Egitto, una democrazia di cartone

di Tommaso Andreatta

Il 15 gennaio Giulio Regeni avrebbe compiuto 30 anni. È un giallo sempre più sbiadito quello che accompagna le commemorazioni e le manifestazioni per conoscere la verità sulle circostanze della morte del ricercatore di Fiumicello (Udine).

La campagna è quella di Amnesty International. Gli striscioni restano appesi ai muri, ma la verità è ben lungi dall’essere raccontata.

Regeni è stato assassinato tra il gennaio e il febbraio 2016. Era un giovane dottorando presso l’Università di Cambridge. Venne rapito il 25 gennaio 2016, giorno del quinto anniversario delle proteste di piazza Tahrir. Il suo corpo fu ritrovato senza vita il 3 febbraio successivo, nelle vicinanze di una prigione dei servizi segreti egiziani.

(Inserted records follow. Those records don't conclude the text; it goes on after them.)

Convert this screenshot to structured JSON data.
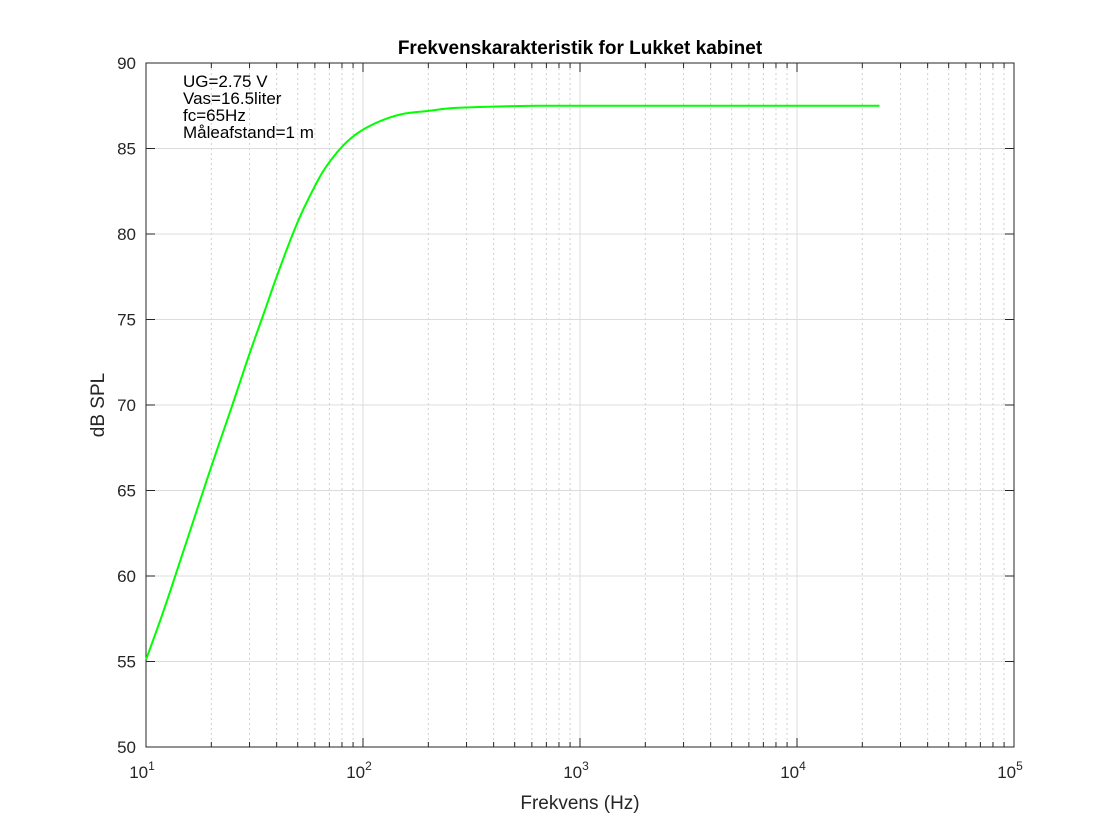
{
  "chart_data": {
    "type": "line",
    "title": "Frekvenskarakteristik for Lukket kabinet",
    "xlabel": "Frekvens (Hz)",
    "ylabel": "dB SPL",
    "x_scale": "log",
    "xlim": [
      10,
      100000
    ],
    "ylim": [
      50,
      90
    ],
    "grid": true,
    "x_ticks": [
      {
        "base": "10",
        "exp": "1"
      },
      {
        "base": "10",
        "exp": "2"
      },
      {
        "base": "10",
        "exp": "3"
      },
      {
        "base": "10",
        "exp": "4"
      },
      {
        "base": "10",
        "exp": "5"
      }
    ],
    "y_ticks": [
      "50",
      "55",
      "60",
      "65",
      "70",
      "75",
      "80",
      "85",
      "90"
    ],
    "annotations": [
      "UG=2.75 V",
      "Vas=16.5liter",
      "fc=65Hz",
      "Måleafstand=1 m"
    ],
    "series": [
      {
        "color": "#00ff00",
        "x": [
          10,
          12,
          15,
          20,
          25,
          30,
          35,
          40,
          50,
          60,
          65,
          70,
          80,
          90,
          100,
          120,
          150,
          200,
          250,
          300,
          400,
          500,
          700,
          1000,
          2000,
          5000,
          10000,
          24000
        ],
        "y": [
          55.1,
          57.9,
          61.6,
          66.4,
          70.0,
          73.0,
          75.4,
          77.5,
          80.7,
          82.8,
          83.6,
          84.2,
          85.1,
          85.7,
          86.1,
          86.6,
          87.0,
          87.2,
          87.35,
          87.4,
          87.45,
          87.48,
          87.5,
          87.5,
          87.5,
          87.5,
          87.5,
          87.5
        ]
      }
    ]
  }
}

«Grazie Giulio per avermi insegnato tante cose. Resta nel mio cuore l’energia del tuo pensiero. Il tuo pensiero, per amare, comprendere, costruire tolleranza» recitava l’ultimo messaggio a lui rivolto da mamma Paola.

Intanto in Egitto il silenzio rimane assordante. È un Paese sempre più lontano da ciò che noi chiamiamo «democrazia». Il 26 marzo si terranno le elezioni presidenziali, ma l’esito è scontato. Si tratta di una vittoria annunciata.

L’uscente Abdel Fattah al Sisi sarà anche il nuovo entrante, dicono gli osservatori internazionali. I potenziali avversari si sono ritirati o sono stati messi nella condizione di farlo. C’è chi è stato interdetto.

Il vero possibile avversario del presidente al Sisi era Ahmed Shafik. Si tratta dell’ex generale che nel 2012 perse di un soffio le elezioni. Il governo lo ha obbligato a fare un passo indietro.
The Guardian rivela che l’esercito si sta piano piano “comprando” i media privati, in modo che questi possano sostenere al Sisi. Insomma, rivela la stampa britannica, tutto lascia pensare che quelle di quest’anno saranno elezioni-replica di quelle del 2014 quando l’elettorato, a quanto pare, garantì il 96% delle preferenze proprio ad Abdel Fattah al Sisi.

L’Egitto è considerato una «democrazia di cartone», con l’esercito che svolge un ruolo di primo piano nella gestione diretta della “cosa pubblica” e lo fa con i mezzi messi a sua disposizione. Nel 2013 furono i soldati a reprimere con la violenza le proteste degli oppositori del regime.

I militari erano saliti al potere rovesciando il presidente Mohamed Morsi, dei Fratelli Musulmani, e uccidendo più di 800 persone. «Nei giorni scorsi sono state eseguite le condanne a morte di quattro detenuti, legati ai Fratelli Musulmani» riporta Internazionale.

La linea dura di al Sisi viene sistematicamente fatta passare sotto silenzio dai Paesi Occidentali. Ma l’atteggiamento del Palazzo sta portando alla nascita di gruppi armati violenti. Si sono susseguiti omicidi e atti di terrorismo. Nel mirino ci sono anche le forze dell’ordine.

La rivoluzione egiziana del 2011 viene descritta come qualcosa di talmente lontano da essere dimenticato quale punto massimo della «primavera araba». Il processo di democratizzazione del Paese appare solo come un ricordo.

Al Sisi è autore di misure di grande austerità che sembrano avere schiacciato i cittadini tanto quanto la violenza. La svalutazione della moneta, con il conseguente aumento dei prezzi dei beni essenziali, ha portato il Paese verso un debito mai visto. Il malcontento, dicono i corrispondenti delle agenzie di stampa, è palpabile.

È sempre The Guardian a metterci il carico da novanta: «Al Sisi dovrebbe preoccuparsi di quello che sta succedendo nel suo Paese. Eppure sembra pensi solo a costruire monumenti a se stesso». Il Tasso di povertà è cresciuto di 25 punti percentuale in due anni. Manca la ricchezza, manca la democrazia e manca la trasparenza. In un panorama di questo tipo il caso Regeni resta aperto. E in queste condizioni è difficile immaginare una svolta.